したがって、その意図が漏れた場合、工作が失敗して最悪、日本国が連合国と戦争を継続しながら内戦まで始まる可能性すらありました。
その辺の解説は当ブログの「耐え難きを耐え」しか知らない人のための玉音放送講座、でもご紹介しているので、ぜひご参照ください。
敗因について一言いわしてくれ。
我が国人があまりに皇国を信じ過ぎて英米をあなどったことである
我が軍人は、精神に重きをおきすぎて科学を忘れたことである。
これは「敵を知り、己を知れば百戦あやうからず」という孫子の兵法にも通じますが、戦争には必ず目的が設定され、そのための最善手を探るのが基本となります。

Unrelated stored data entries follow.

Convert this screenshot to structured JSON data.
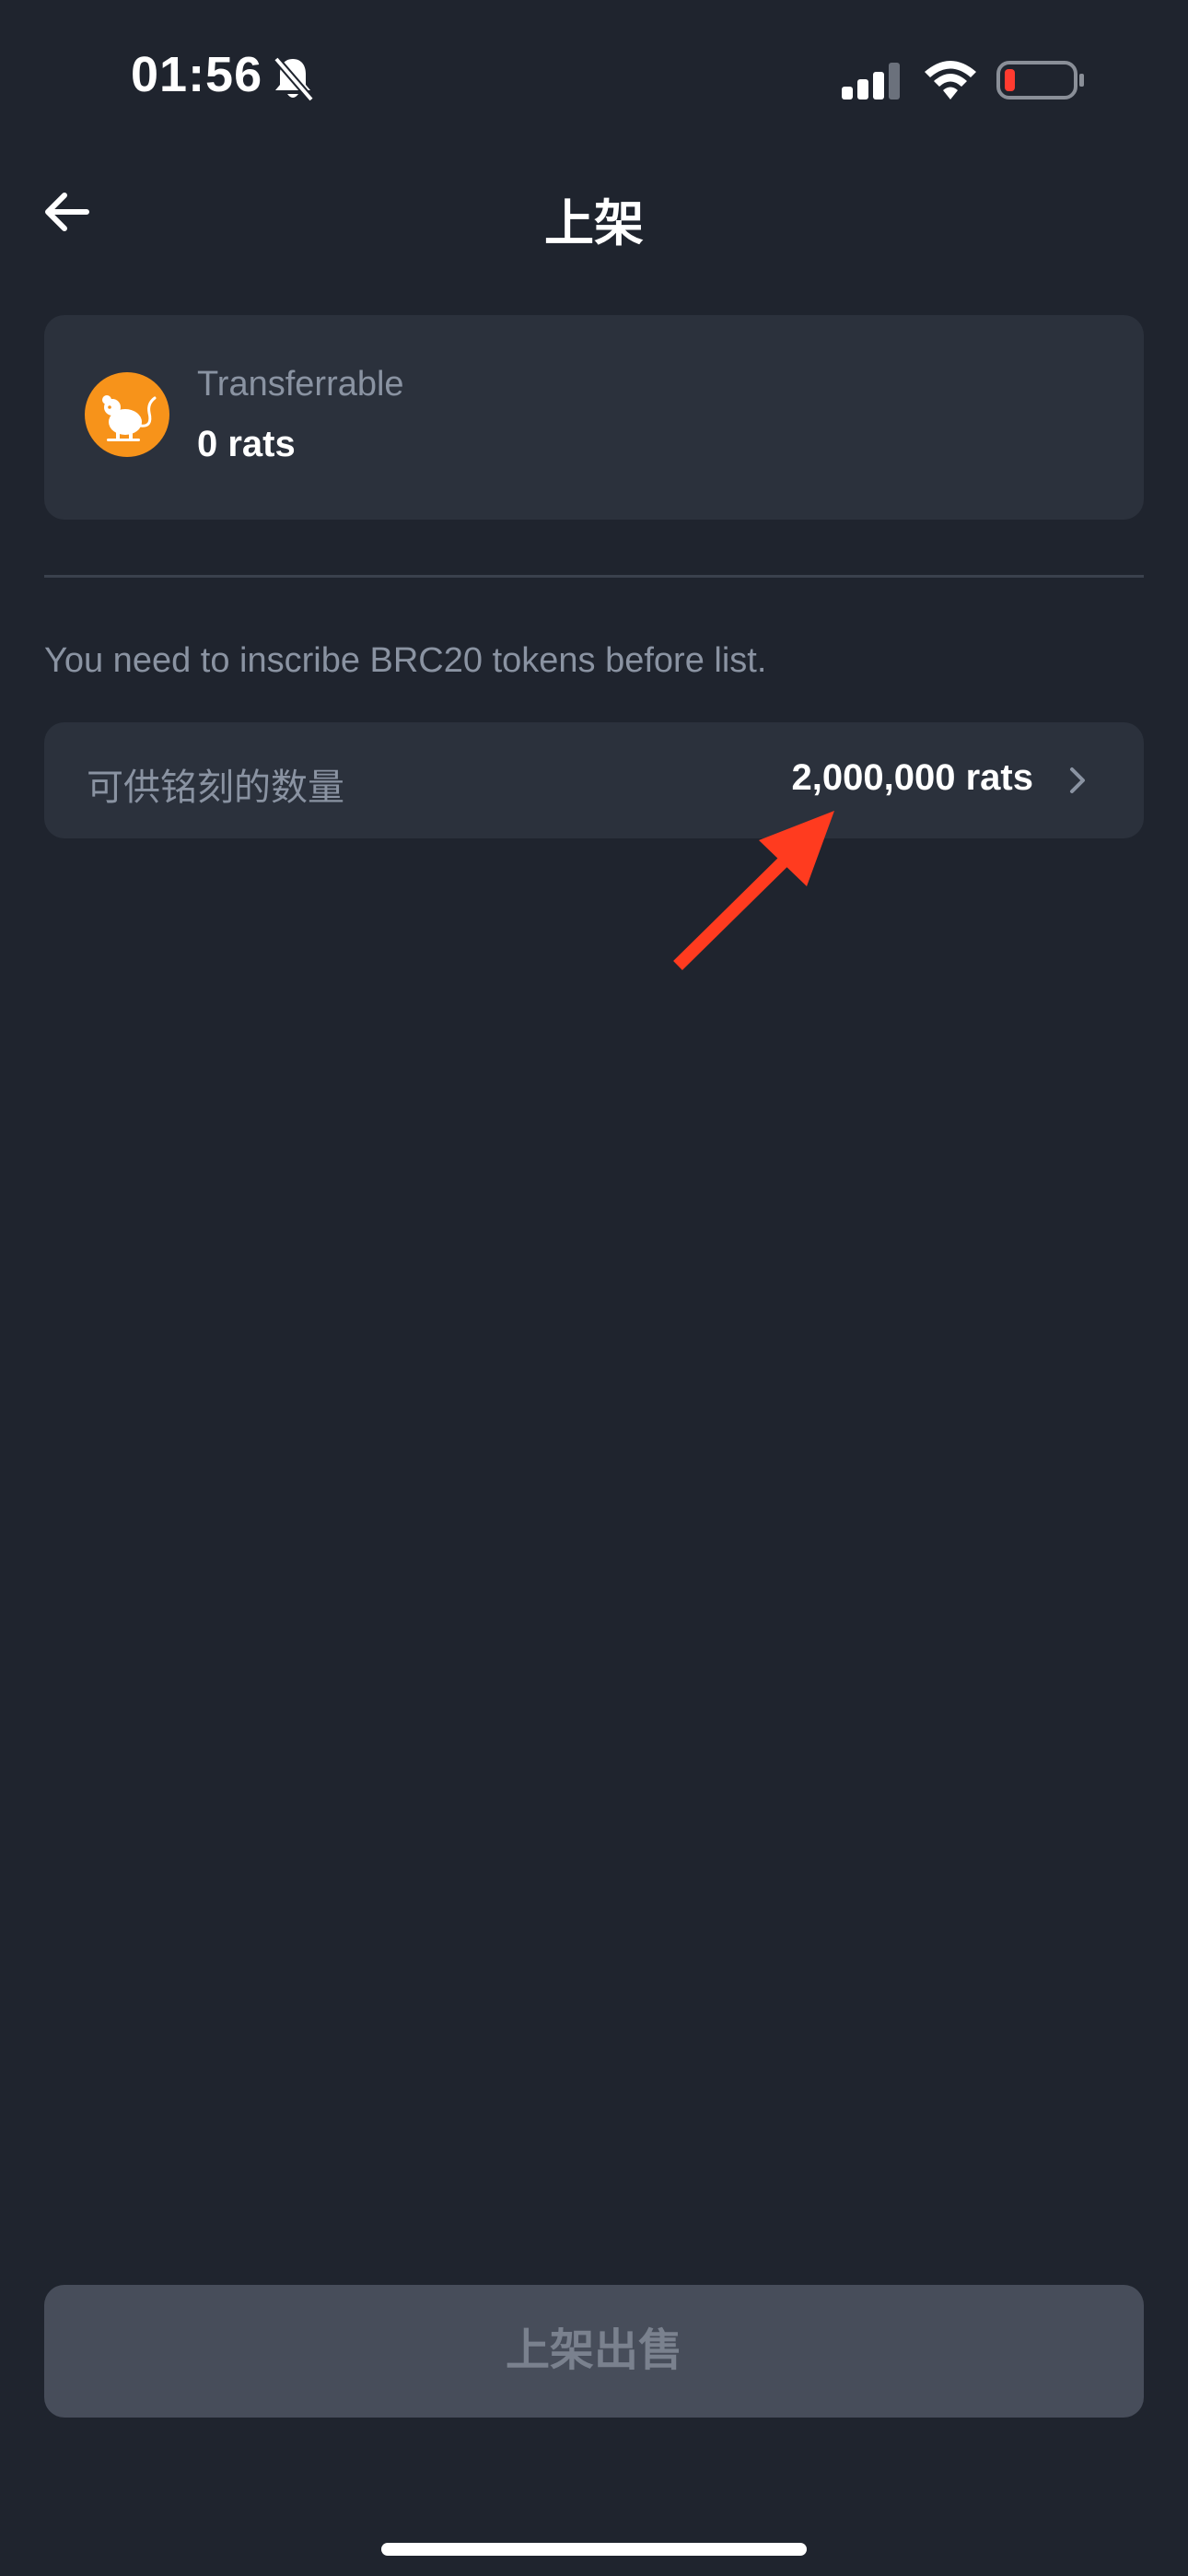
{
  "status_bar": {
    "time": "01:56",
    "icons": [
      "bell-slash-icon",
      "signal-icon",
      "wifi-icon",
      "battery-low-icon"
    ]
  },
  "header": {
    "title": "上架",
    "back_icon": "arrow-left-icon"
  },
  "token": {
    "label": "Transferrable",
    "balance": "0 rats",
    "logo_icon": "rat-icon",
    "logo_color": "#f7931a"
  },
  "notice": "You need to inscribe BRC20 tokens before list.",
  "inscribe": {
    "label": "可供铭刻的数量",
    "value": "2,000,000 rats"
  },
  "list_button": {
    "label": "上架出售"
  },
  "colors": {
    "background": "#1f242e",
    "card": "#2b313c",
    "muted_text": "#8a93a2",
    "annotation_arrow": "#ff3b1f"
  }
}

しかし、太平洋戦争においては、世界最大の国アメリカに物量で数段劣る日本が、戦争開始に追い詰められ、
戦争中も作戦計画において「敢闘精神で補う」という(仮想の)バフをかけるという過ちを犯していると
昭和天皇は指摘しているわけです。
明治天皇の時には山県(有朋)、大山(巌)、山本(権兵衛)等の如き陸海軍の名将があったが
今度の時は、あたかも第一次世界大戦の独(ドイツ)国の如く軍人がバッコして大局を考えず、進むを知って退くことをしらなかったからです。
明治天皇の時は、というのは日清、日露の両戦役を指しています。
この時、日本は戦争に踏み切るまでに十二分に準備を整えました。
当時最強国のイギリスと日英同盟を結び、アメリカ大統領に仲介を持ちかけるなど、手仕舞いまでをキチンと準備しました。
そういったクロージングを考慮せず、相手に一撃を与え、怯んだ時に和平に持ち込むという極めてあいまいな判断をしてしまったことに対する鋭い考察がチラリと見えます。
戦争を続ければ、三種神器を守ることも出来ず、国民をも殺さなければならなくなったので、涙をのんで国民の種をのこすべくつとめたのである。
ここまでは、科学の目を持って合理的な判断を行ってきた昭和天皇ですが、天皇という存在が昭和天皇の前に123代あり、その伝統が日本の根幹をなしていることを
それとなく伝えています。
三種神器とは、八咫(やたの)鏡、天叢雲剣(あめのむらくものつるぎ)、八坂瓊勾玉(やさかにのまがたま)のこと。
このうち、剣は熱田神宮に、鏡は伊勢神宮の内宮にあります。
本土進攻となれば、熱田や伊勢が敵軍の手に落ちることは当然想定されるので、天皇が受け継ぐべき秘宝が失われるという事を憂慮していたことがうかがえます。
そして何より、国を国たらしめている民の命がより危ない。軍人は勝った負けたにこだわって、長野県に首都機能を移そうと画策しましたが、
昭和天皇はそれを拒否しています。長野に立てこもった段階で、日本はその国体を失っているという考えを陛下が強く持っていたからです。
穂積大夫(重遠、当時の東宮大夫)は常識の高い人であるから、わからない所あったらきいてくれ。
寒くなるから心体を大切に勉強しなさい
九月九日
父より
最後に、裕仁という名前を使わず、父よりという書き方をしたのは、個人的な推察ですが
次の天皇は息子の明仁、君なのだという意図もあるような気がします。
本来ならば、直接会って話したいが、奥日光に疎開している殿下に会うのもままならず、自身もGHQが皇居に乗り込んできて、天皇の捕縛を行った場合、
話を伝えることもままならなくなるわけです。
しかし「涙をのんで国民の種をのこすべくつとめた」理由を、次の天皇に伝えるということも、大事な責務と考えていたと思います。
そんなわけで、自分のことはサラリとしか書かず、なぜ負けたのか、どうして降伏したのかを息子に正確に伝え残すために書いた
「遺書」のようにも、私は読めると思います。